Most victim by gun deaths are Black people with a value of 57.8773477735196 for every 100000 people


## Filtering By Homicide Intent

In [116]:
intents = [row[3] for row in data]
races = [row[7] for row in data]

homicide_race_counts = {}
for i,race in enumerate(races):
    if intents[i] == "Homicide":
        if race in homicide_race_counts:
            homicide_race_counts[race] += 1
        else:
            homicide_race_counts[race] = 1

In [118]:
homicide_race_counts

{'Asian/Pacific Islander': 559,
 'Black': 19510,
 'Hispanic': 5634,
 'Native American/Native Alaskan': 326,
 'White': 9147}

In [119]:
sorted_race_based_on_homicide = [(k, homicide_race_counts[k]) for k in sorted(homicide_race_counts, key=homicide_race_counts.get, reverse=True)]
sorted_race_based_on_homicide

[('Black', 19510),
 ('White', 9147),
 ('Hispanic', 5634),
 ('Asian/Pacific Islander', 559),
 ('Native American/Native Alaskan', 326)]

In [120]:
race_homicide_per_hundredk = {}
for key, value in homicide_race_counts.items():
    race_homicide_per_hundredk[key] = (value / mapping[key]) * 100000

In [121]:
race_homicide_per_hundredk

{'Asian/Pacific Islander': 3.530346230970155,
 'Black': 48.471284987180944,
 'Hispanic': 12.627161104219914,
 'Native American/Native Alaskan': 8.717729026240365,
 'White': 4.6356417981453335}

In [122]:
sorted_race_homicide_per_hundredk = [(k, race_homicide_per_hundredk[k]) for k in sorted(race_homicide_per_hundredk, key=race_homicide_per_hundredk.get, reverse=True)]
sorted_race_homicide_per_hundredk

[('Black', 48.471284987180944),
 ('Hispanic', 12.627161104219914),
 ('Native American/Native Alaskan', 8.717729026240365),
 ('White', 4.6356417981453335),
 ('Asian/Pacific Islander', 3.530346230970155)]

## Findings 2

Black is the number one case for homicide.
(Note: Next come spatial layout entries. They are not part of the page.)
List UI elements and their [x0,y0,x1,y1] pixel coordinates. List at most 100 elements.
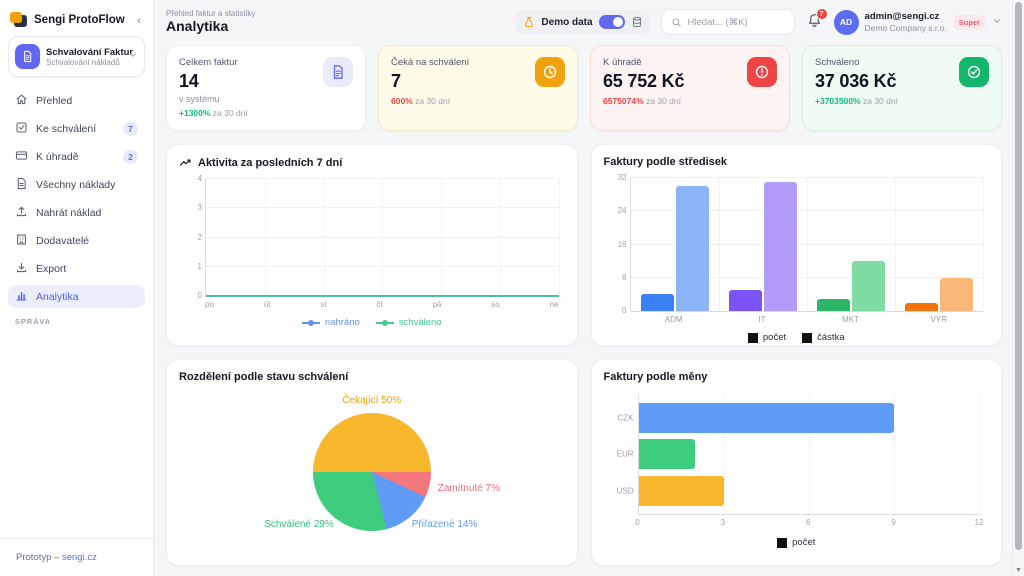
y-axis-label: EUR [616,449,634,459]
gridline [979,395,980,514]
database-icon[interactable] [631,16,643,28]
bar-pocet-adm [640,294,674,311]
workspace-switcher[interactable]: Schvalování Faktur Schvalování nákladů [8,36,145,77]
invoice-app-icon [15,44,40,69]
legend-label: nahráno [324,317,360,328]
bar-castka-vyr [939,277,973,311]
currency-chart-card: Faktury podle měny CZK EUR USD 0 3 6 9 12 počet [590,359,1002,566]
sidebar-item-dodavatele[interactable]: Dodavatelé [8,229,145,252]
hbar-row-czk: CZK [618,403,980,434]
stat-card-k-uhrade: K úhradě 65 752 Kč 6575074% za 30 dní [590,45,790,131]
scroll-down-arrow-icon[interactable]: ▼ [1015,567,1022,574]
stat-value: 65 752 Kč [603,71,685,91]
y-axis-label: CZK [617,413,634,423]
sidebar-item-label: Export [36,262,67,275]
legend-label: počet [762,332,787,343]
chart-legend: počet částka [604,332,990,343]
scrollbar-thumb[interactable] [1015,2,1022,550]
sidebar-item-label: Ke schválení [36,122,97,135]
status-pie-card: Rozdělení podle stavu schválení Čekající… [166,359,578,566]
x-axis-label: 0 [635,518,640,527]
gridline [206,178,559,179]
sidebar-nav: Přehled Ke schválení 7 K úhradě 2 Všechny nák… [8,89,145,308]
role-badge: Super [952,14,986,30]
brand-name: Sengi ProtoFlow [34,14,125,26]
workspace-title: Schvalování Faktur [46,46,134,58]
trend-note: za 30 dní [412,96,451,106]
stat-cards: Celkem faktur 14 v systému +1300% za 30 dní… [166,45,1002,131]
hbar-plot: CZK EUR USD [617,395,980,515]
trend-value: 600% [391,96,413,106]
bar-pocet-mkt [816,298,850,311]
sidebar-item-label: Analytika [36,290,79,303]
gridline [558,179,560,296]
x-axis-label: ADM [664,315,683,324]
demo-data-toggle[interactable] [598,15,625,29]
sidebar-item-label: Nahrát náklad [36,206,102,219]
y-axis-label: 8 [622,272,627,282]
main-content: Přehled faktur a statistiky Analytika De… [154,0,1024,576]
legend-item: počet [777,537,815,548]
footer-separator: – [54,552,60,563]
page-title: Analytika [166,18,229,35]
workspace-subtitle: Schvalování nákladů [46,57,120,67]
notifications-button[interactable]: 7 [805,8,828,33]
trend-note: za 30 dní [643,96,681,106]
user-labels: admin@sengi.cz Demo Company s.r.o. [865,11,947,33]
cost-centers-chart-title: Faktury podle středisek [603,156,728,168]
stat-trend: +3703500% za 30 dní [815,96,898,106]
sidebar-item-vsechny-naklady[interactable]: Všechny náklady [8,173,145,196]
bar-group-mkt [807,178,895,311]
chart-legend: nahráno schváleno [179,317,565,328]
user-menu[interactable]: AD admin@sengi.cz Demo Company s.r.o. Su… [833,9,1002,35]
header-actions: Demo data 7 AD admin@sengi.cz Demo C [515,8,1002,35]
legend-marker-icon [375,319,394,326]
bar-group-vyr [895,178,983,311]
x-axis-label: st [320,300,327,309]
pie-label-schvalene: Schválené 29% [264,519,334,530]
stat-sub-label: v systému [179,94,220,104]
y-axis-label: 2 [197,232,202,242]
x-axis-labels: 0 3 6 9 12 [635,518,983,529]
bar-pocet-it [728,290,762,311]
trend-value: 6575074% [603,96,644,106]
prototype-label: Prototyp [16,552,52,563]
sidebar-item-export[interactable]: Export [8,257,145,280]
global-search[interactable] [660,9,795,35]
legend-marker-icon [802,332,813,343]
stat-card-text: Celkem faktur 14 v systému +1300% za 30 dní [179,57,248,119]
stat-card-celkem-faktur: Celkem faktur 14 v systému +1300% za 30 dní [166,45,366,131]
x-axis-label: MKT [841,315,859,324]
hbar-row-eur: EUR [617,439,980,470]
legend-item: počet [747,332,787,343]
series-line [206,295,559,297]
legend-label: částka [817,332,845,343]
chevron-down-icon [992,16,1002,29]
sidebar-item-analytika[interactable]: Analytika [8,285,145,308]
stat-trend: 6575074% za 30 dní [603,96,684,106]
x-axis-label: ne [549,300,559,309]
sengi-link[interactable]: sengi.cz [61,552,97,563]
credit-card-icon [15,149,28,165]
gridline [264,179,266,296]
count-badge: 7 [123,121,138,136]
gridline [808,395,810,514]
sidebar-item-ke-schvaleni[interactable]: Ke schválení 7 [8,117,145,140]
sidebar-item-k-uhrade[interactable]: K úhradě 2 [8,145,145,168]
sidebar-collapse-button[interactable]: ‹ [137,13,141,27]
app-logo-icon [10,12,28,28]
y-axis-label: 16 [617,239,627,249]
pie-chart-area: Čekající 50% Zamítnuté 7% Přiřazené 14% Sch… [179,385,565,557]
trend-note: za 30 dní [210,108,248,118]
admin-section-label: SPRÁVA [15,317,52,326]
legend-label: schváleno [398,317,442,328]
download-icon [15,261,28,277]
search-input[interactable] [687,16,785,28]
stat-trend: +1300% za 30 dní [179,108,248,118]
activity-chart-title: Aktivita za posledních 7 dní [179,156,565,169]
sidebar-item-prehled[interactable]: Přehled [8,89,145,112]
sidebar-item-nahrat-naklad[interactable]: Nahrát náklad [8,201,145,224]
stat-label: Celkem faktur [179,57,238,68]
pie-label-zamitnute: Zamítnuté 7% [437,483,501,494]
bar-castka-adm [675,186,709,311]
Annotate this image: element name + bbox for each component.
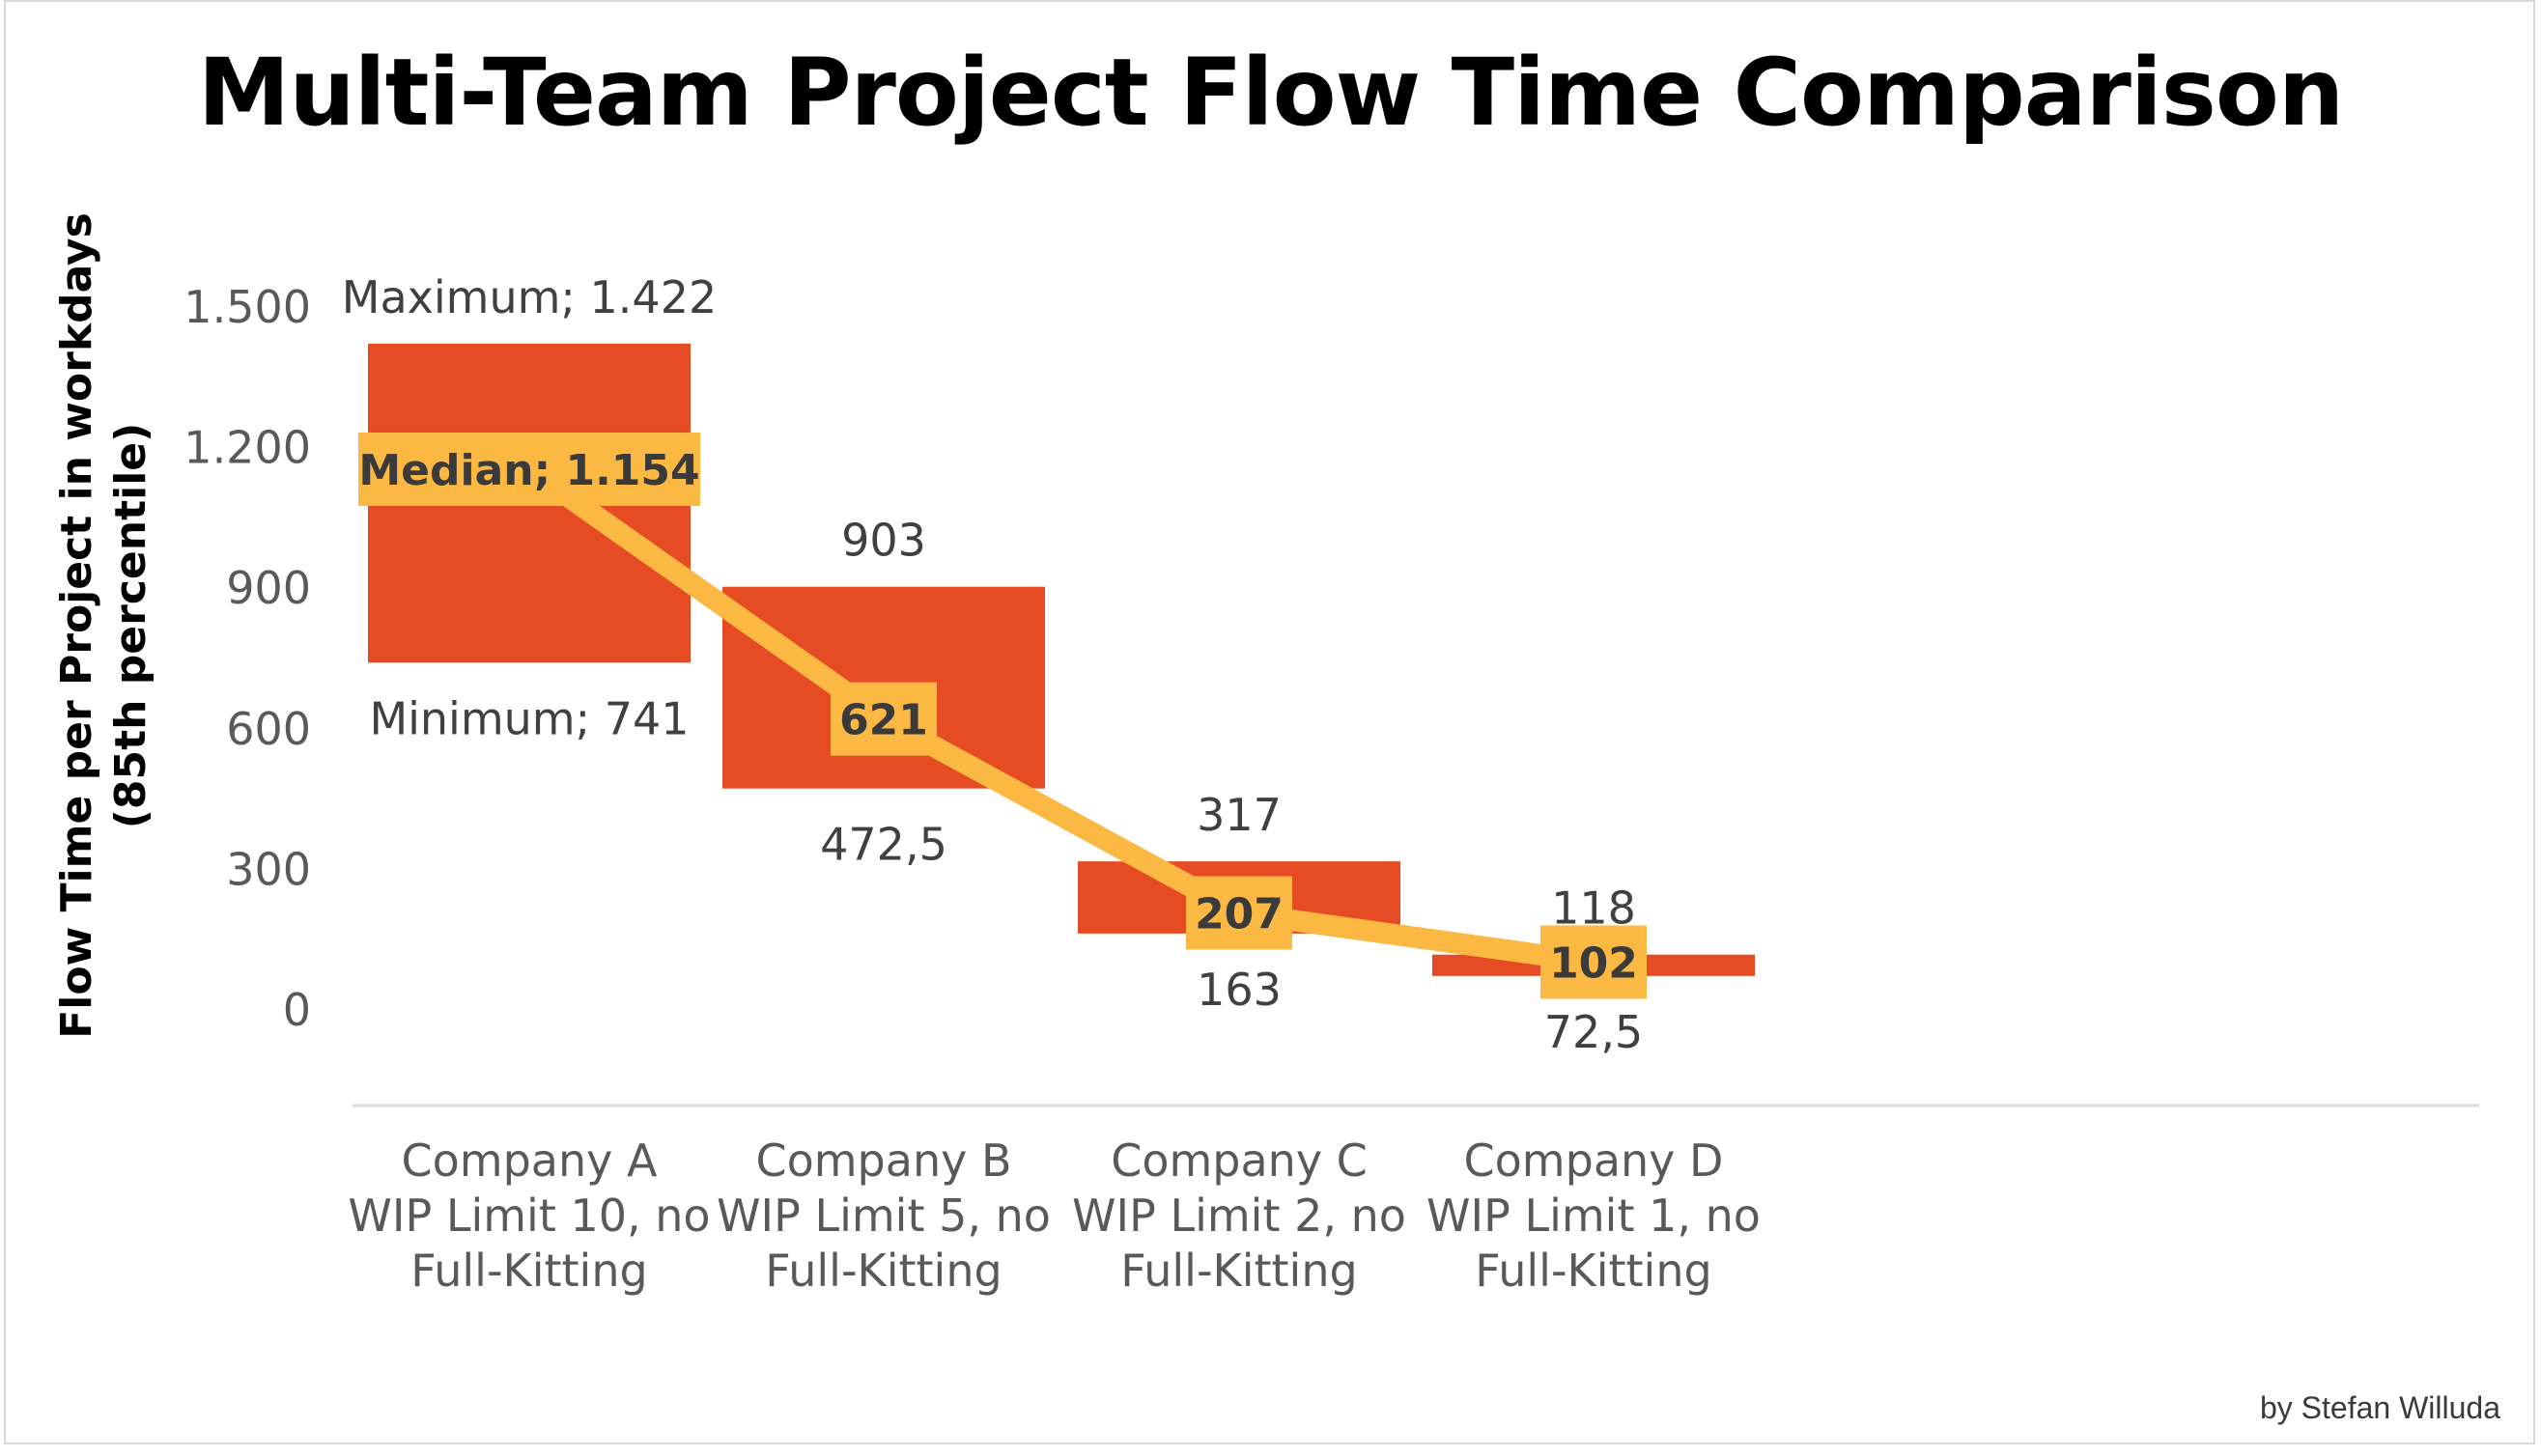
median-label: 207 xyxy=(1195,890,1284,939)
y-tick-label: 300 xyxy=(226,843,311,895)
x-tick-label: Company C xyxy=(1111,1134,1368,1187)
max-label: 903 xyxy=(841,515,926,567)
median-line xyxy=(519,458,1604,973)
x-tick-label: Full-Kitting xyxy=(410,1245,647,1297)
x-tick-label: WIP Limit 10, no xyxy=(348,1190,710,1242)
x-tick-label: Full-Kitting xyxy=(1475,1245,1711,1297)
y-tick-label: 0 xyxy=(283,984,311,1036)
x-tick-label: Company B xyxy=(755,1134,1011,1187)
y-tick-label: 1.500 xyxy=(184,281,311,333)
min-label: Minimum; 741 xyxy=(369,692,689,744)
median-series: Median; 1.154 621 207 102 xyxy=(358,432,1647,999)
x-tick-label: Company A xyxy=(402,1134,658,1187)
min-label: 163 xyxy=(1197,964,1282,1016)
x-tick-label: WIP Limit 2, no xyxy=(1072,1190,1406,1242)
median-box xyxy=(1540,925,1647,999)
x-tick-label: Company D xyxy=(1464,1134,1724,1187)
chart-frame xyxy=(4,0,2535,1444)
y-axis-title: Flow Time per Project in workdays (85th p… xyxy=(52,212,155,1039)
max-label: 317 xyxy=(1197,789,1282,841)
x-tick-label: Full-Kitting xyxy=(765,1245,1002,1297)
median-label: Median; 1.154 xyxy=(358,446,699,495)
chart-title: Multi-Team Project Flow Time Comparison xyxy=(197,39,2344,147)
x-tick-label: WIP Limit 1, no xyxy=(1426,1190,1761,1242)
y-axis-title-line-1: Flow Time per Project in workdays xyxy=(52,212,101,1039)
min-label: 472,5 xyxy=(820,819,947,871)
max-label: Maximum; 1.422 xyxy=(342,271,717,323)
y-tick-label: 900 xyxy=(226,562,311,614)
y-axis-title-line-2: (85th percentile) xyxy=(106,423,155,828)
y-tick-label: 600 xyxy=(226,703,311,755)
min-label: 72,5 xyxy=(1544,1006,1643,1058)
median-box xyxy=(358,432,700,506)
y-tick-label: 1.200 xyxy=(184,422,311,474)
author-credit: by Stefan Willuda xyxy=(2259,1390,2500,1425)
y-tick-labels: 0 300 600 900 1.200 1.500 xyxy=(184,281,311,1036)
x-tick-label: Full-Kitting xyxy=(1120,1245,1357,1297)
x-tick-label: WIP Limit 5, no xyxy=(717,1190,1051,1242)
median-label: 102 xyxy=(1549,938,1638,988)
median-box xyxy=(831,682,937,756)
median-label: 621 xyxy=(839,696,928,745)
median-box xyxy=(1186,876,1292,950)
Many people kill black people than any other race. 48.47 out of 100000 black people died because of homicide. Hispanic people took second place with a rate of 12.62 people out of 100000 people.
It appears that gun related homicides affected mostly the racial minorities in US.
Further investigations:

-  The link between month and homicide rate.
-  Homicide rate by gender.
-  The rates of other intents by gender and race.
-  Gun death rates by location and education.